Leurs épées étincelèrent. Haryana hurla, puis Tom tira son arme. D'un cri rageur il envoya valser la tête d'un fomoire sur la paroi rocheuse, puis fracassa le crâne de son voisin avec son pommeau. Il enchaîna bottes, feintes et coups de tailles, mais il ne pu résister. Ils étaient trop nombreux. Le jeune homme vit des étoiles. La dernière chose dont il se rappela fût le visage effrayé de sa bien aimé, les yeux jaunes d'un fomoire la menacer, et... Mais ou était donc Ronhwynn et le bébé?
[center]***
-Vous avez réussi?

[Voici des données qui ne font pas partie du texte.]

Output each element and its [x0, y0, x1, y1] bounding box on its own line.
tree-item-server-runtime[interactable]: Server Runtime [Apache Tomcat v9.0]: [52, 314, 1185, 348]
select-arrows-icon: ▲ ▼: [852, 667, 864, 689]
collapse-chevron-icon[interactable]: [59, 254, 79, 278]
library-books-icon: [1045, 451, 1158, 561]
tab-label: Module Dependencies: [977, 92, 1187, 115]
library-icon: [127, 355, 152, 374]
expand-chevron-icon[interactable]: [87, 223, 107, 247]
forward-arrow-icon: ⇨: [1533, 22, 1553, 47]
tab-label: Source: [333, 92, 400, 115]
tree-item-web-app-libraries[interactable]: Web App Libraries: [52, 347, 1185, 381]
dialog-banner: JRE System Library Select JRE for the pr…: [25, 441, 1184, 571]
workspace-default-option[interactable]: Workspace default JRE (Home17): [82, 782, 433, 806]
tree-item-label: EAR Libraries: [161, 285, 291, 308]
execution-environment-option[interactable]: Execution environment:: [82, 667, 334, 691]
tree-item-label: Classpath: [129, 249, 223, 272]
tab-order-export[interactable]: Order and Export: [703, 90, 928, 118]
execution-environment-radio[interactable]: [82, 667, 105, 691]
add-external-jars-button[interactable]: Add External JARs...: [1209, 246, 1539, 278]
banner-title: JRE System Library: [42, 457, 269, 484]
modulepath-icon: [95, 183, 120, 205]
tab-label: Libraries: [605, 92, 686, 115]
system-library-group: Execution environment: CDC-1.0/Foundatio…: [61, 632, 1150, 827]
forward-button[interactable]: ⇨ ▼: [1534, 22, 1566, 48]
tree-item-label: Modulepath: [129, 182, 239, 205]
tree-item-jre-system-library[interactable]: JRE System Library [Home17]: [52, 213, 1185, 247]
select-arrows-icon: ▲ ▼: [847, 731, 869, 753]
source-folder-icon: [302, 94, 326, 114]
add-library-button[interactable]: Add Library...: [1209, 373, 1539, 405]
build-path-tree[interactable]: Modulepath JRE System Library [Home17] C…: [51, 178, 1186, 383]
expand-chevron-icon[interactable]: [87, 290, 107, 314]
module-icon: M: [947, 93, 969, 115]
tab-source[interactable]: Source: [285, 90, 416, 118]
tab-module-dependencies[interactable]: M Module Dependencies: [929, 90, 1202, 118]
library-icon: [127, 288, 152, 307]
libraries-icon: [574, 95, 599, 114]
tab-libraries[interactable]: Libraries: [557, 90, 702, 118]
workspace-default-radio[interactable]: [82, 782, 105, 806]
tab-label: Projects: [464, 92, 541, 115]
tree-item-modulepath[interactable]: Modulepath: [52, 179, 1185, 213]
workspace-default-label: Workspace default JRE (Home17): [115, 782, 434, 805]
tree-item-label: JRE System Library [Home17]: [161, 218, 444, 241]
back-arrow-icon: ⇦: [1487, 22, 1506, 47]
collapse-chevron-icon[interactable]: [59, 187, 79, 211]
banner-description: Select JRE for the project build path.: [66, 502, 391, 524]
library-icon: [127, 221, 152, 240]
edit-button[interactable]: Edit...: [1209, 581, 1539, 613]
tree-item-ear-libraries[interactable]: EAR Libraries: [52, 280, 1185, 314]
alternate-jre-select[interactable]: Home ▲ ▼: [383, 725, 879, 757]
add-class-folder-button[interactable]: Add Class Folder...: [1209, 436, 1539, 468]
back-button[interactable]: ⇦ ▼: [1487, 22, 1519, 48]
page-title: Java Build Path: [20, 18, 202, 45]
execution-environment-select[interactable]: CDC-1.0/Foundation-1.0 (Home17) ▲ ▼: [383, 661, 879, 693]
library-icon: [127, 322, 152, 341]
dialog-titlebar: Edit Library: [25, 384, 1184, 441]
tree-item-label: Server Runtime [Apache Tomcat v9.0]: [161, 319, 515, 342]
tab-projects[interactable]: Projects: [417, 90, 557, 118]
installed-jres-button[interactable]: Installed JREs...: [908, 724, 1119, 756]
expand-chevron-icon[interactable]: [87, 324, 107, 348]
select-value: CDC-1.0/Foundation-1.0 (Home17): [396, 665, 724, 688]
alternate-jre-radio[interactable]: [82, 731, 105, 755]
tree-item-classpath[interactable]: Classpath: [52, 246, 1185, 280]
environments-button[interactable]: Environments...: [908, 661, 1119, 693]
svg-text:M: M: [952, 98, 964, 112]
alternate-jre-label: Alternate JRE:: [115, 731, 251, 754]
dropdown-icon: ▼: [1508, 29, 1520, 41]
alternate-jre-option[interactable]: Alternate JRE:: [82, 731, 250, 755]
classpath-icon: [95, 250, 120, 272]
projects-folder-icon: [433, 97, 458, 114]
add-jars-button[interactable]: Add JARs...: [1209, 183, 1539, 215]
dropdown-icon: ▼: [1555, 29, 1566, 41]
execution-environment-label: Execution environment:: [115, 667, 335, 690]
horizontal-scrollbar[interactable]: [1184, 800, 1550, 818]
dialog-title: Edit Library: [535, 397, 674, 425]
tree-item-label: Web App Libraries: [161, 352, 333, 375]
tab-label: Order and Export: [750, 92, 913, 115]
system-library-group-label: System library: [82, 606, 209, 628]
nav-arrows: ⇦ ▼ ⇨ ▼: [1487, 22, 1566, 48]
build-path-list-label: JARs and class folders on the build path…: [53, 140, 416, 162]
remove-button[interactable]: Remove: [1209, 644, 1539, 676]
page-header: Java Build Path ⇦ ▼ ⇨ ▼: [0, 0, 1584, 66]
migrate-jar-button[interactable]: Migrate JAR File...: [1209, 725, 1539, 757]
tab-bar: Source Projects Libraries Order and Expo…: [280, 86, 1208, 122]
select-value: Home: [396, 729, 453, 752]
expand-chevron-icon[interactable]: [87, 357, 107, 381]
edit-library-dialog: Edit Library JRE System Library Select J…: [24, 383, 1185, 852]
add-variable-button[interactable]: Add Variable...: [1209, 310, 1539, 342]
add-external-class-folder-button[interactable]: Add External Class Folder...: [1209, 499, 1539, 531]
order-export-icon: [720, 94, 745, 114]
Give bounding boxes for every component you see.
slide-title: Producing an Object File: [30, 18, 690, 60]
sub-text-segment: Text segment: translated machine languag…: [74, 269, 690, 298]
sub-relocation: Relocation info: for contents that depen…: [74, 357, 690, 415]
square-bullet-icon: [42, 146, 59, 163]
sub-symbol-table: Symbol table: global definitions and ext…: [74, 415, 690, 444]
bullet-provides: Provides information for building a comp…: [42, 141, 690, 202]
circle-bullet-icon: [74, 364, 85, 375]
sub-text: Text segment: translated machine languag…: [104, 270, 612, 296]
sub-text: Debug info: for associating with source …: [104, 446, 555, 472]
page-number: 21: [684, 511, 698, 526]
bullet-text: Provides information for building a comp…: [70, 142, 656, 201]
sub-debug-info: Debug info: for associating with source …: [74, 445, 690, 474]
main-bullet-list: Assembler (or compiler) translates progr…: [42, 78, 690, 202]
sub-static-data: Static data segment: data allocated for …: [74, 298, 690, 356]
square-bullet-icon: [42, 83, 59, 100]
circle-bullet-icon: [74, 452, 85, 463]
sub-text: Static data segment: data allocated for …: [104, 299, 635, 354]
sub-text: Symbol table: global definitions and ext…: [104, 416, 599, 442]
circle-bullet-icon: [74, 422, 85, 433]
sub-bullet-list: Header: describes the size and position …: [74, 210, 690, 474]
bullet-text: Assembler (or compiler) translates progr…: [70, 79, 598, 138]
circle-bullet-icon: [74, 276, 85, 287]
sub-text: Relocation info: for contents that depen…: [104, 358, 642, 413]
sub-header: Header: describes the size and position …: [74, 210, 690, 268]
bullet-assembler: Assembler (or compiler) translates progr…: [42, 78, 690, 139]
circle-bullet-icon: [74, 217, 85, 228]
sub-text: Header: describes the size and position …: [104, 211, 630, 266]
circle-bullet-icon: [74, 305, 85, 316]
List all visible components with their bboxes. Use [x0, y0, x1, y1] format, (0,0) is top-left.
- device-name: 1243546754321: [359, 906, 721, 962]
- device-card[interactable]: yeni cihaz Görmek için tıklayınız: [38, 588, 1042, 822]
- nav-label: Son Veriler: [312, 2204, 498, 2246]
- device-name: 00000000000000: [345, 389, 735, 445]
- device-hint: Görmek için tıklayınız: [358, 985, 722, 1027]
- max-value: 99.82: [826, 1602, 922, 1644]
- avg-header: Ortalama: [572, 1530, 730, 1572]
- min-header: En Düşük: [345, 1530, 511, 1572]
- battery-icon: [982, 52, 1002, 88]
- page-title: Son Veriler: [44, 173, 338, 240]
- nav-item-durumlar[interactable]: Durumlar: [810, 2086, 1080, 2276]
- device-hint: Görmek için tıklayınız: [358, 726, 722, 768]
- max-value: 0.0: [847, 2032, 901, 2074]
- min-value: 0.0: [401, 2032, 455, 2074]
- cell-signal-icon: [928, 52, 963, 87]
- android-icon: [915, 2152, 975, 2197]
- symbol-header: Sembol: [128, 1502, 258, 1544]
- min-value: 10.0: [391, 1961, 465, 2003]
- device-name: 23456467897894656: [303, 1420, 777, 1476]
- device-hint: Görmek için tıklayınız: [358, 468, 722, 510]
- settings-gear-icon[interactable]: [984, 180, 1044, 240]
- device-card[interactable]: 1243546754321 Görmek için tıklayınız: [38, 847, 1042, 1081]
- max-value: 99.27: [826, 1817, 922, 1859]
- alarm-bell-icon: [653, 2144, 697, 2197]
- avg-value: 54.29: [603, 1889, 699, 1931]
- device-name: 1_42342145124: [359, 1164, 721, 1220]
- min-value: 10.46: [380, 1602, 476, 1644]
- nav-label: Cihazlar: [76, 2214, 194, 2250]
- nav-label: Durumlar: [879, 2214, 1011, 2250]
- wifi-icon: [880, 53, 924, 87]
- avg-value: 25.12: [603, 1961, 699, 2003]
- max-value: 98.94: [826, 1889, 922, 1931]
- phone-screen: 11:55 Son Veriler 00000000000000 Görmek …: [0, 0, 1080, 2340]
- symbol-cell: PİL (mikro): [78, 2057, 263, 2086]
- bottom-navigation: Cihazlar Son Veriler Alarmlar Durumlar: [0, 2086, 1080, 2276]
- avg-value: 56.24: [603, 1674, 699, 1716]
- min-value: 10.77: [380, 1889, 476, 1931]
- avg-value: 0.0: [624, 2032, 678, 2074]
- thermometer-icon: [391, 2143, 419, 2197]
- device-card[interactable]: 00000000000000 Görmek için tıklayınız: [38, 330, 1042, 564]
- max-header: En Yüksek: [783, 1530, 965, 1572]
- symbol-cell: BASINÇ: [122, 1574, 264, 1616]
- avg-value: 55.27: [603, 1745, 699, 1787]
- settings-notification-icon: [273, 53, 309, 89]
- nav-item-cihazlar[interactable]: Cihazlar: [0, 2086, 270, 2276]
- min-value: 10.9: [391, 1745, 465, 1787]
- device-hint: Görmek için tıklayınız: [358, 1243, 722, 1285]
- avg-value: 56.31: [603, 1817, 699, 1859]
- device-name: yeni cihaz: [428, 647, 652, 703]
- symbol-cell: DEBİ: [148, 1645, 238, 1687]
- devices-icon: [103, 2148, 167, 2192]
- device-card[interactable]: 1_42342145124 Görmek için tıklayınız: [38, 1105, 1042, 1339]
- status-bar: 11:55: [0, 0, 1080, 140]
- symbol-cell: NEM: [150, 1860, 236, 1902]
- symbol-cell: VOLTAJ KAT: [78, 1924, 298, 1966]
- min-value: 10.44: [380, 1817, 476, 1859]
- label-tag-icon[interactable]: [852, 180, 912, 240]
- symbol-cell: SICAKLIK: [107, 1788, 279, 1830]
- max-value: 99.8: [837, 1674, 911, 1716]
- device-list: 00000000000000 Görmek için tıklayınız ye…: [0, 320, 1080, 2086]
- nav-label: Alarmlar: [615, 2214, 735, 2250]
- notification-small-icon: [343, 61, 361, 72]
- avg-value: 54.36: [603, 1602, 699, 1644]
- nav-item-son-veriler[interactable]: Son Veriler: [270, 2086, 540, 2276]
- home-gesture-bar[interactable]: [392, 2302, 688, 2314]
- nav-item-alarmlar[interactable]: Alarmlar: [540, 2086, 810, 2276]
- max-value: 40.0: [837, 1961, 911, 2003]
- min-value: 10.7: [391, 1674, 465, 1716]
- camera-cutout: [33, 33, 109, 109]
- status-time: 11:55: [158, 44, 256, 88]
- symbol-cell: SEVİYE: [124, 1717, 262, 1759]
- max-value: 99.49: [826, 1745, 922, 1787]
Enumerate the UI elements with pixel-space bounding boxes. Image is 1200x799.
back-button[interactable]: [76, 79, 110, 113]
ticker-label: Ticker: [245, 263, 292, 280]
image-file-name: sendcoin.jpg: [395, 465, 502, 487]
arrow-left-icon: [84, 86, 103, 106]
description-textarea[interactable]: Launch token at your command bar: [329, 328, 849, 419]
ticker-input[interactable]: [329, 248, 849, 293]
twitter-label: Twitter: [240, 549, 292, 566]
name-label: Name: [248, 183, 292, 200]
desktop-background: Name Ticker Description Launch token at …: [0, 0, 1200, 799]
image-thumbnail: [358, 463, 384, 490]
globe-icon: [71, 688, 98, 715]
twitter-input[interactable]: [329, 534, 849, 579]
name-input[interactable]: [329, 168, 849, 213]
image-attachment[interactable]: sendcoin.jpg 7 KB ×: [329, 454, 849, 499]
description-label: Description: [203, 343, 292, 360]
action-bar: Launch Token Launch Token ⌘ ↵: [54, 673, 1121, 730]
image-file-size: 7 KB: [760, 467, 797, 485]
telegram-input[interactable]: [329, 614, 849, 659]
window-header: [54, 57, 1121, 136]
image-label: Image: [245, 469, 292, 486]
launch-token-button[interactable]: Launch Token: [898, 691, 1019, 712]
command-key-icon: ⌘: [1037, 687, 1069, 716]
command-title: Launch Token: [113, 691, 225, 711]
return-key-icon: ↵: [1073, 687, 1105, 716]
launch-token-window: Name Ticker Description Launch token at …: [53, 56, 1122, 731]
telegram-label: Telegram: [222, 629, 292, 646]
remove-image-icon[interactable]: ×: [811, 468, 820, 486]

Surprenant de votre part...
Les fomoires tentèrent de se faire plus petits. Ils étaient dans une grande salle, aux décorations abondantes. Un tapis finement ouvragé menait en ligne droite vers un somptueux trône d'ivoire sculpté. Un homme s'y tenait, bien calé dans le siège. Ses robes rouges semblaient vouloir le noyer dans des torrents de tissus couteux, et ses cheveux d'un écarlate profond se fondaient avec.
Quant aux fomoires, ils traînaient une petite silhouette à moitié sonnée, enchaînée, sans ménagement.
D'imposantes créatures se placèrent aux côtés du Sombre Seigneur. Enveloppées dans une grande toge à capuchon noire déchiquetée et le visage caché par un voile sombre, deux sortes de branches d'arbres morts leur recouvraient leurs épaules. Trois rapiéçages se tenaient là où aurait dû se trouver leurs yeux et leur bouche, fendue en un sourire terrifiant jusqu'à l'emplacement habituel des oreilles.
Le Sombre Seigneur tira un athamé des pans de sa toge couleur sang. Depuis la fenêtre, tous purent voir le ciel s'obscurcir et devenir orageux. Shakahaï leva la main gauche et lança une incantation en une langue antique.
Un intense brouillard noir enveloppa alors la pièce, la seule lumière étant celle bleutée de la dague enchantée. Soudain, toute la brume fut aspirée par la lame qui diffusa un étrange scintillement doré. Shakahaï fit signe à ses gardes d'immobiliser le prisonnier. Deux grandes créatures bien bâties lui serrèrent les bras et les jambes. Le seigneur des ténèbres, se coupa et fit boire quelques gouttes de son sang au jeune Sylverön. Tout à coup, sans crier gare, se l'enfonça violement dans sa propre poitrine. Tom se tira des mains des gardes et hurla de douleur, plié en deux, comme si c'était lui qui venait de se faire tuer. Soudain, le corps du jeune homme changea, le transformant. Ses cheveux moururent en quelques secondes, ses yeux se voilèrent, sa peau prit une teinte grisâtre, et une paire de cornes déchira son cuir chevelu. Le visage du garçon fût prit de violent spasmes, puis s'effrita, laissant qu'un masque de décomposition. La suite? Tout le monde la connu. Tom se fit appeler Macrisar, ou Celui qui torture. Son âme avait été détruite, réduite au néant. Seul la haine animait désormais le jeune homme. Jamais il n'aurait pu croire un seul instant qu'ainsi, un livre aux pages jaunies venaient de prendre toute une importance.